The sed (Stream Editor) FAQ - 4.23. How do I match a block of <i>specific</i> consecutive lines?

The sed FAQ
Prev	Home	Next

4.23. How do I match a block of specific consecutive lines?

There are three ways to approach this problem:

       (1) Try to use a "/range/, /expression/"
       (2) Try to use a "/multi-line\nexpression/"
       (3) Try to use a block of "literal strings"

We describe each approach in the following sections.

4.23.1. Try to use a "/range/, /expression/"

If the block of lines are strings that never change their order and if the top line never occurs outside the block, like this:

       Abel
       Baker
       Charlie
       Delta

then these solutions will work for deleting the block:

     sed 's/^Abel$/{N;N;N;d;}' files    # for blocks with few lines
     sed '/^Abel$/, /^Zebra$/d' files   # for blocks with many lines
     sed '/^Abel$/,+25d' files          # HHsed, sedmod, ssed, gsed 3.02.80

To change the block, use the 'c' (change) command instead of 'd'. To print that block only, use the -n switch and 'p' (print) instead of 'd'. To change some things inside the block, try this:

     /^Abel$/,/^Delta$/ {
         :ack
         N;
         /\nDelta$/! b ack
         # At this point, all the lines in the block are collected
         s/ubstitute /somethin/g;
     }

4.23.2. Try to use a "multi-line\nexpression"
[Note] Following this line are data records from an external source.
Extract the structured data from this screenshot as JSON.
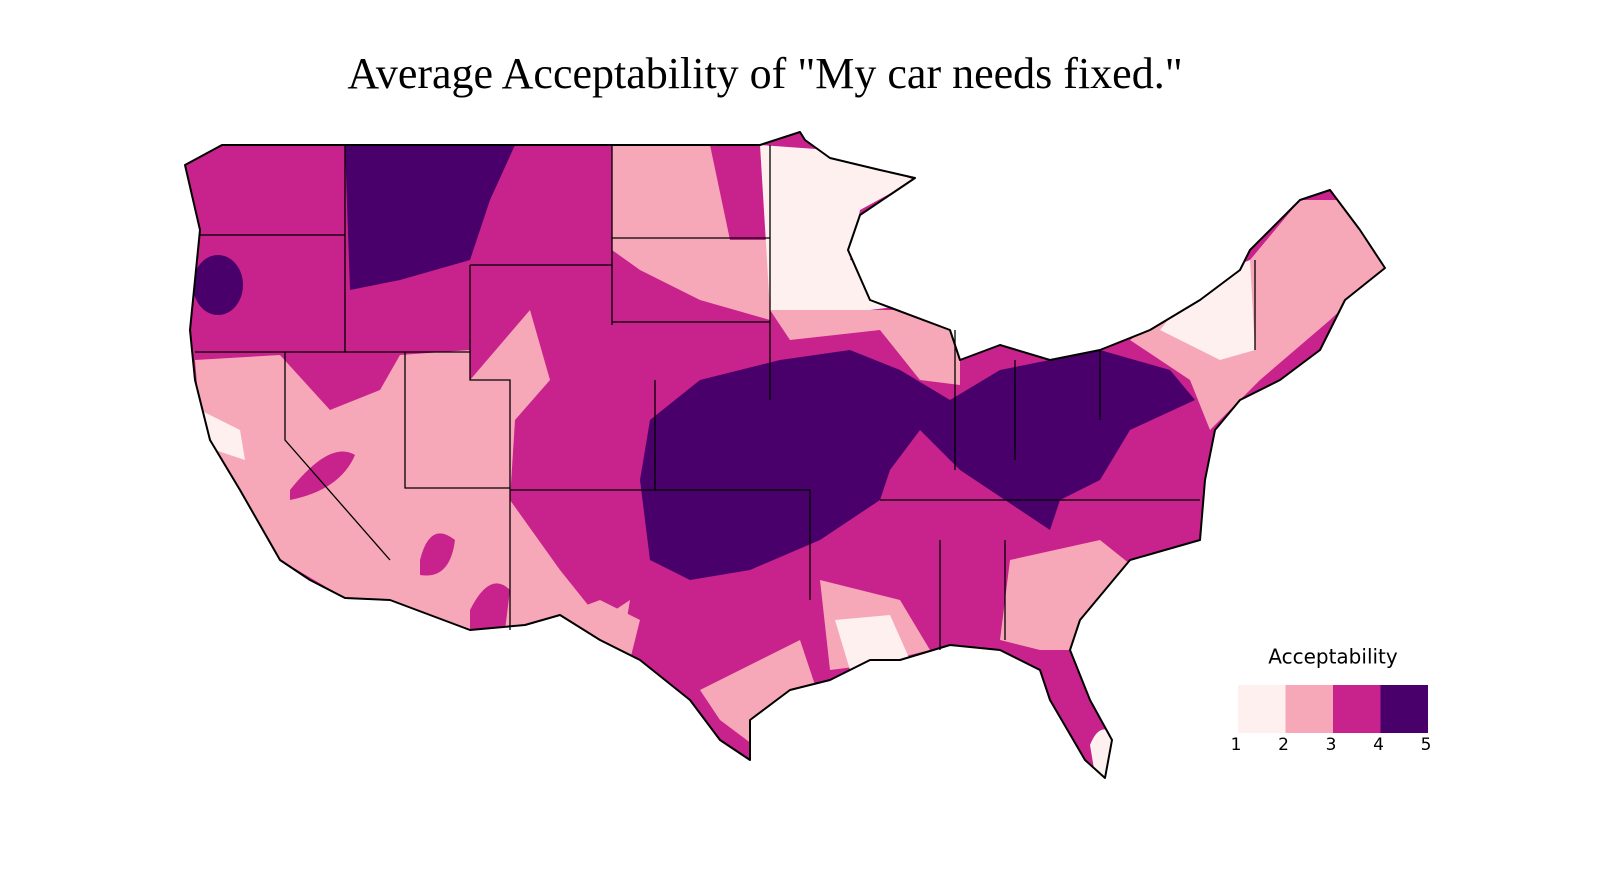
{
  "title": "Average Acceptability of \"My car needs fixed.\"",
  "legend": {
    "title": "Acceptability",
    "colors": [
      "#fdf0ef",
      "#f7a8b8",
      "#c8228c",
      "#49006a"
    ],
    "ticks": [
      1,
      2,
      3,
      4,
      5
    ]
  }
}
If the top line of the block sometimes appears alone or is sometimes followed by other lines, or if a partial block may occur somewhere in the file, a multi-line expression may be required.
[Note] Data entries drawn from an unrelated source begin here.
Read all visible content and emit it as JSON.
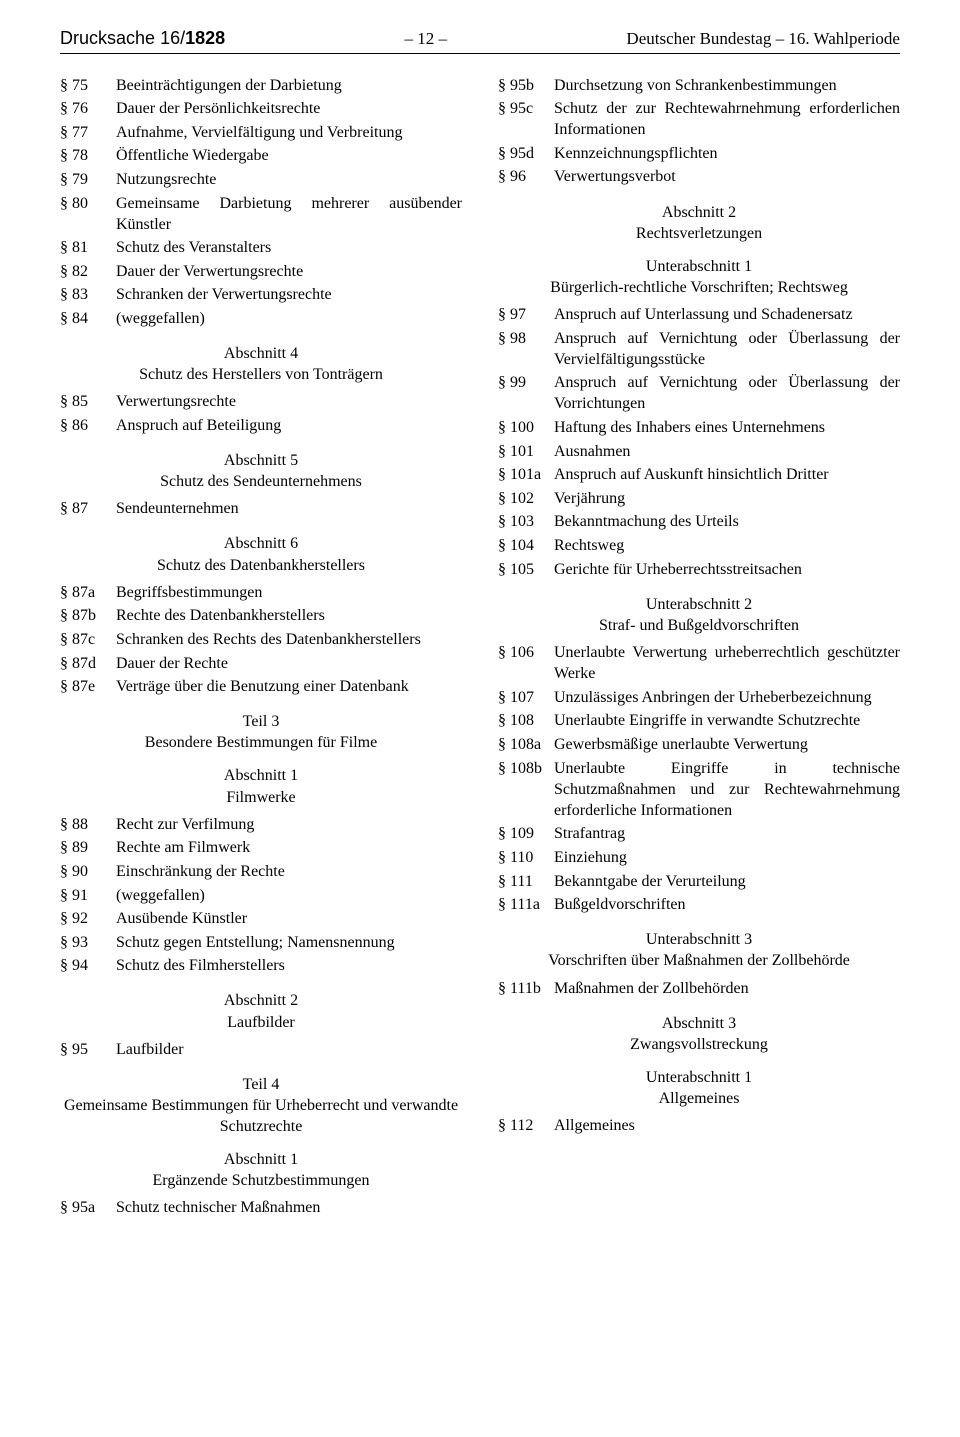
{
  "header": {
    "drucksache_label": "Drucksache",
    "drucksache_num_prefix": "16/",
    "drucksache_num_bold": "1828",
    "page_num": "– 12 –",
    "right": "Deutscher Bundestag – 16. Wahlperiode"
  },
  "left_col": [
    {
      "type": "entry",
      "sec": "§ 75",
      "txt": "Beeinträchtigungen der Darbietung"
    },
    {
      "type": "entry",
      "sec": "§ 76",
      "txt": "Dauer der Persönlichkeitsrechte"
    },
    {
      "type": "entry",
      "sec": "§ 77",
      "txt": "Aufnahme, Vervielfältigung und Verbreitung"
    },
    {
      "type": "entry",
      "sec": "§ 78",
      "txt": "Öffentliche Wiedergabe"
    },
    {
      "type": "entry",
      "sec": "§ 79",
      "txt": "Nutzungsrechte"
    },
    {
      "type": "entry",
      "sec": "§ 80",
      "txt": "Gemeinsame Darbietung mehrerer ausübender Künstler"
    },
    {
      "type": "entry",
      "sec": "§ 81",
      "txt": "Schutz des Veranstalters"
    },
    {
      "type": "entry",
      "sec": "§ 82",
      "txt": "Dauer der Verwertungsrechte"
    },
    {
      "type": "entry",
      "sec": "§ 83",
      "txt": "Schranken der Verwertungsrechte"
    },
    {
      "type": "entry",
      "sec": "§ 84",
      "txt": "(weggefallen)"
    },
    {
      "type": "heading",
      "lines": [
        "Abschnitt 4",
        "Schutz des Herstellers von Tonträgern"
      ]
    },
    {
      "type": "entry",
      "sec": "§ 85",
      "txt": "Verwertungsrechte"
    },
    {
      "type": "entry",
      "sec": "§ 86",
      "txt": "Anspruch auf Beteiligung"
    },
    {
      "type": "heading",
      "lines": [
        "Abschnitt 5",
        "Schutz des Sendeunternehmens"
      ]
    },
    {
      "type": "entry",
      "sec": "§ 87",
      "txt": "Sendeunternehmen"
    },
    {
      "type": "heading",
      "lines": [
        "Abschnitt 6",
        "Schutz des Datenbankherstellers"
      ]
    },
    {
      "type": "entry",
      "sec": "§ 87a",
      "txt": "Begriffsbestimmungen"
    },
    {
      "type": "entry",
      "sec": "§ 87b",
      "txt": "Rechte des Datenbankherstellers"
    },
    {
      "type": "entry",
      "sec": "§ 87c",
      "txt": "Schranken des Rechts des Datenbankherstellers"
    },
    {
      "type": "entry",
      "sec": "§ 87d",
      "txt": "Dauer der Rechte"
    },
    {
      "type": "entry",
      "sec": "§ 87e",
      "txt": "Verträge über die Benutzung einer Datenbank"
    },
    {
      "type": "heading",
      "lines": [
        "Teil 3",
        "Besondere Bestimmungen für Filme"
      ]
    },
    {
      "type": "heading",
      "lines": [
        "Abschnitt 1",
        "Filmwerke"
      ]
    },
    {
      "type": "entry",
      "sec": "§ 88",
      "txt": "Recht zur Verfilmung"
    },
    {
      "type": "entry",
      "sec": "§ 89",
      "txt": "Rechte am Filmwerk"
    },
    {
      "type": "entry",
      "sec": "§ 90",
      "txt": "Einschränkung der Rechte"
    },
    {
      "type": "entry",
      "sec": "§ 91",
      "txt": "(weggefallen)"
    },
    {
      "type": "entry",
      "sec": "§ 92",
      "txt": "Ausübende Künstler"
    },
    {
      "type": "entry",
      "sec": "§ 93",
      "txt": "Schutz gegen Entstellung; Namensnennung"
    },
    {
      "type": "entry",
      "sec": "§ 94",
      "txt": "Schutz des Filmherstellers"
    },
    {
      "type": "heading",
      "lines": [
        "Abschnitt 2",
        "Laufbilder"
      ]
    },
    {
      "type": "entry",
      "sec": "§ 95",
      "txt": "Laufbilder"
    },
    {
      "type": "heading",
      "lines": [
        "Teil 4",
        "Gemeinsame Bestimmungen für Urheberrecht und verwandte Schutzrechte"
      ]
    },
    {
      "type": "heading",
      "lines": [
        "Abschnitt 1",
        "Ergänzende Schutzbestimmungen"
      ]
    },
    {
      "type": "entry",
      "sec": "§ 95a",
      "txt": "Schutz technischer Maßnahmen"
    }
  ],
  "right_col": [
    {
      "type": "entry",
      "sec": "§ 95b",
      "txt": "Durchsetzung von Schrankenbestimmungen"
    },
    {
      "type": "entry",
      "sec": "§ 95c",
      "txt": "Schutz der zur Rechtewahrnehmung erforderlichen Informationen"
    },
    {
      "type": "entry",
      "sec": "§ 95d",
      "txt": "Kennzeichnungspflichten"
    },
    {
      "type": "entry",
      "sec": "§ 96",
      "txt": "Verwertungsverbot"
    },
    {
      "type": "heading",
      "lines": [
        "Abschnitt 2",
        "Rechtsverletzungen"
      ]
    },
    {
      "type": "heading",
      "lines": [
        "Unterabschnitt 1",
        "Bürgerlich-rechtliche Vorschriften; Rechtsweg"
      ]
    },
    {
      "type": "entry",
      "sec": "§ 97",
      "txt": "Anspruch auf Unterlassung und Schadenersatz"
    },
    {
      "type": "entry",
      "sec": "§ 98",
      "txt": "Anspruch auf Vernichtung oder Überlassung der Vervielfältigungsstücke"
    },
    {
      "type": "entry",
      "sec": "§ 99",
      "txt": "Anspruch auf Vernichtung oder Überlassung der Vorrichtungen"
    },
    {
      "type": "entry",
      "sec": "§ 100",
      "txt": "Haftung des Inhabers eines Unternehmens"
    },
    {
      "type": "entry",
      "sec": "§ 101",
      "txt": "Ausnahmen"
    },
    {
      "type": "entry",
      "sec": "§ 101a",
      "txt": "Anspruch auf Auskunft hinsichtlich Dritter"
    },
    {
      "type": "entry",
      "sec": "§ 102",
      "txt": "Verjährung"
    },
    {
      "type": "entry",
      "sec": "§ 103",
      "txt": "Bekanntmachung des Urteils"
    },
    {
      "type": "entry",
      "sec": "§ 104",
      "txt": "Rechtsweg"
    },
    {
      "type": "entry",
      "sec": "§ 105",
      "txt": "Gerichte für Urheberrechtsstreitsachen"
    },
    {
      "type": "heading",
      "lines": [
        "Unterabschnitt 2",
        "Straf- und Bußgeldvorschriften"
      ]
    },
    {
      "type": "entry",
      "sec": "§ 106",
      "txt": "Unerlaubte Verwertung urheberrechtlich geschützter Werke"
    },
    {
      "type": "entry",
      "sec": "§ 107",
      "txt": "Unzulässiges Anbringen der Urheberbezeichnung"
    },
    {
      "type": "entry",
      "sec": "§ 108",
      "txt": "Unerlaubte Eingriffe in verwandte Schutzrechte"
    },
    {
      "type": "entry",
      "sec": "§ 108a",
      "txt": "Gewerbsmäßige unerlaubte Verwertung"
    },
    {
      "type": "entry",
      "sec": "§ 108b",
      "txt": "Unerlaubte Eingriffe in technische Schutzmaßnahmen und zur Rechtewahrnehmung erforderliche Informationen"
    },
    {
      "type": "entry",
      "sec": "§ 109",
      "txt": "Strafantrag"
    },
    {
      "type": "entry",
      "sec": "§ 110",
      "txt": "Einziehung"
    },
    {
      "type": "entry",
      "sec": "§ 111",
      "txt": "Bekanntgabe der Verurteilung"
    },
    {
      "type": "entry",
      "sec": "§ 111a",
      "txt": "Bußgeldvorschriften"
    },
    {
      "type": "heading",
      "lines": [
        "Unterabschnitt 3",
        "Vorschriften über Maßnahmen der Zollbehörde"
      ]
    },
    {
      "type": "entry",
      "sec": "§ 111b",
      "txt": "Maßnahmen der Zollbehörden"
    },
    {
      "type": "heading",
      "lines": [
        "Abschnitt 3",
        "Zwangsvollstreckung"
      ]
    },
    {
      "type": "heading",
      "lines": [
        "Unterabschnitt 1",
        "Allgemeines"
      ]
    },
    {
      "type": "entry",
      "sec": "§ 112",
      "txt": "Allgemeines"
    }
  ]
}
In these examples, we give solutions for matching an N-line block. The expression "/^RE1\nRE2\nRE3...$/" represents a properly formed regular expression where \n indicates a newline between lines. Note that the 'N' followed by the 'P;D;' commands forms a "sliding window" technique. A window of N lines is formed. If the multi-line pattern matches, the block is handled. If not, the top line is printed and then deleted from the pattern space, and we try to match at the next line.

     # sed script to delete 2 consecutive lines: /^RE1\nRE2$/
     $b
     /^RE1$/ {
       $!N
       /^RE1\nRE2$/d
       P;D
     }
     #---end of script---

     # sed script to delete 3 consecutive lines. (This script
     # fails under GNU sed v2.05 and earlier because of the 't'
     # bug when s///n is used; see section 7.5(1) of the FAQ.)
     : more
     $!N
     s/\n/&/2;
     t enough
     $!b more
     : enough
     /^RE1\nRE2\nRE3$/d
     P;D
     #---end of script---

For example, to delete a block of 5 consecutive lines, the previous script must be altered in only two places:

(1) Change the 2 in "s/\n/&/2;" to a 4 (the trailing semicolon is needed to work around a bug in HHsed v1.5).
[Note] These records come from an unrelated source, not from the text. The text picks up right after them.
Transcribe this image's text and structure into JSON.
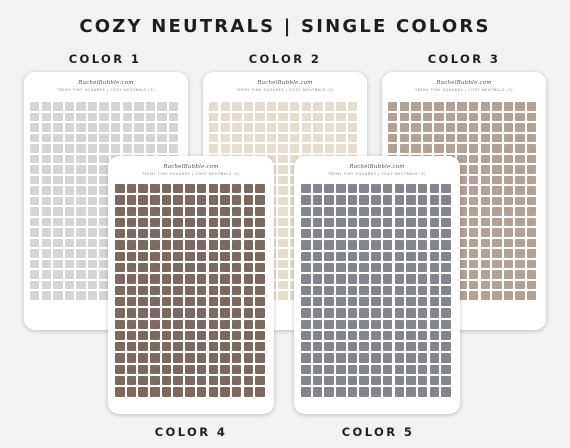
{
  "title": "COZY NEUTRALS | SINGLE COLORS",
  "sheets": [
    {
      "label": "COLOR 1",
      "brand": "RachelBubble.com",
      "subtitle": "TEENY TINY SQUARES | COZY NEUTRALS (1)",
      "color": "#d6d5d4"
    },
    {
      "label": "COLOR 2",
      "brand": "RachelBubble.com",
      "subtitle": "TEENY TINY SQUARES | COZY NEUTRALS (2)",
      "color": "#e6ddd1"
    },
    {
      "label": "COLOR 3",
      "brand": "RachelBubble.com",
      "subtitle": "TEENY TINY SQUARES | COZY NEUTRALS (3)",
      "color": "#b2a195"
    },
    {
      "label": "COLOR 4",
      "brand": "RachelBubble.com",
      "subtitle": "TEENY TINY SQUARES | COZY NEUTRALS (4)",
      "color": "#7c6a61"
    },
    {
      "label": "COLOR 5",
      "brand": "RachelBubble.com",
      "subtitle": "TEENY TINY SQUARES | COZY NEUTRALS (5)",
      "color": "#84868d"
    }
  ]
}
(2) Change the regex line to "/^RE1\nRE2\nRE3\nRE4\nRE5$/d", modifying the expression as needed.

Suppose we want to delete a block of two blank lines followed by the word "foo" followed by another blank line (4 lines in all). Other blank lines and other instances of "foo" should be left alone. After changing the '2' to a '3' (always one number less than the total number of lines), the regex line would look like this: "/^\n\nfoo\n$/d". (Thanks to Greg Ubben for this script.)

As an alternative to work around the 't' bug in older versions of GNU sed, the following script will delete 4 consecutive lines:

     # sed script to delete 4 consecutive lines. Use this if you
     # require GNU sed 2.05 and below.
     /^RE1$/!b
     $!N
     $!N
     :a
     $b
     N
     /^RE1\nRE2\nRE3\nRE4$/d
     P
     s/^.*\n\(.*\n.*\n.*\)$/\1/
     ba
     #---end of script---

Its drawback is that it must be modified in 3 places instead of 2 to adapt it for more lines, and as additional lines are added, the 's' command is forced to work harder to match the regexes. On the other hand, it avoids a bug with gsed-2.05 and illustrates another way to solve the problem of deleting consecutive lines.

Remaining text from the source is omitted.